A bunch of little tasks have been completed, too. For example, the door panels are back on, with the handles, cranks, and arm rests (which were found in the strangest places in the shop). A new radiator and coolant overflow were ordered from Walloth and Nesch; including the 49 euro shipping, they were over $100 cheaper than a US vendor, believe it or not!
The exhaust was just hanging there, without the "doughnut" supports.
Five minutes later (after a week of waiting for the part), it was done. Were it was all that easy!
We all knew that eventually the fuel injection would be installed on the engine and that day finally came. Because of the modifications to the motor, the stock fuel injection wasn't going to keep up with the fuel demands of the mild cam increase and significant extra displacement. So I Frankensteined together a bunch of Bosch K parts that Porsche used on the 2.7 liter euro 911S; that motor put out about 210 horsepower, so it flowed enough fuel for my motor. I also arrived at these parts in consultation with another C1 2.3 owner who built a similar motor.
Because the parts were Frankensteined together, I did a test fit (which I didn't quiet finish yet). But first I had to clean up the remaining parts that I was using. The air box got cleaned and painted.

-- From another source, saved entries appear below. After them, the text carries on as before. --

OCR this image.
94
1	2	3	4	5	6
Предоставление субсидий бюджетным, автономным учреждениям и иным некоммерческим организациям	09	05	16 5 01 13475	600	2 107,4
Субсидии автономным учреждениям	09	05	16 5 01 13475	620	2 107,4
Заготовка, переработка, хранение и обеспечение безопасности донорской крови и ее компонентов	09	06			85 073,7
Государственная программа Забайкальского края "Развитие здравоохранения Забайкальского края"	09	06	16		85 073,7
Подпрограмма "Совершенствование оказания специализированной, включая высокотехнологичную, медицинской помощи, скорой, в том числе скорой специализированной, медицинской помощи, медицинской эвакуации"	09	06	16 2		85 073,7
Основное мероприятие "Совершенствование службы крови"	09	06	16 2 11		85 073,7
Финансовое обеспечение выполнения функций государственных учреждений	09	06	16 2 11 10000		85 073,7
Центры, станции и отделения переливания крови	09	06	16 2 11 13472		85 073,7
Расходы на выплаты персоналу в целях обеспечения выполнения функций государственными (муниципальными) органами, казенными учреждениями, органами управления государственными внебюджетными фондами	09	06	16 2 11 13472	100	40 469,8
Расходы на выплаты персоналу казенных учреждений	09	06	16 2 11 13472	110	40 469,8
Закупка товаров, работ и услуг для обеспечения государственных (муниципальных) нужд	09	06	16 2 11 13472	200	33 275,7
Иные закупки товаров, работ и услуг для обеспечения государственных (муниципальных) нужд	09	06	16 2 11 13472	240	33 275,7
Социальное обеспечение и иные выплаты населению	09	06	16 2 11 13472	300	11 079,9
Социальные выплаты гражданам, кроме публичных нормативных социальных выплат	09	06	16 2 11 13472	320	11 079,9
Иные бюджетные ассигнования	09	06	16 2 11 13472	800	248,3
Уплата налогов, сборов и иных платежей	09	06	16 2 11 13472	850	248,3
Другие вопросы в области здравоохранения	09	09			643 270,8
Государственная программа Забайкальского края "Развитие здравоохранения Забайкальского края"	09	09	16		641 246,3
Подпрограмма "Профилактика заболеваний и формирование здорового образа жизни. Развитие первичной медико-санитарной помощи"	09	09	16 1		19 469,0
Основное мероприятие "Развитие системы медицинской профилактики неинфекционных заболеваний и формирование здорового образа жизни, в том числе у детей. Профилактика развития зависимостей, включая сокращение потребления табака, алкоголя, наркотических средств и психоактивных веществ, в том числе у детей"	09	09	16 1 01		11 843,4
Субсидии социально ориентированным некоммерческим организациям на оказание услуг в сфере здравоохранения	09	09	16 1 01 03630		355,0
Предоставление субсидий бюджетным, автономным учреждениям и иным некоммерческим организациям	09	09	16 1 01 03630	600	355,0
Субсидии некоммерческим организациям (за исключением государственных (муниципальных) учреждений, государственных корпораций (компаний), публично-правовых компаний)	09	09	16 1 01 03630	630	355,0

The support base that connects the air flow sensor to the air box went into the media blaster to get cleaned up too.
The support bracket before getting blasted.
The support bracket cleaned and on half of the air box
Bolting the air flow sensor on was straight-forward
Before going further, those components needed to be test-fitted. I also needed to figure out what other parts were necessary to install the fuel injection. A couple more things were ordered and the car put away until they arrive.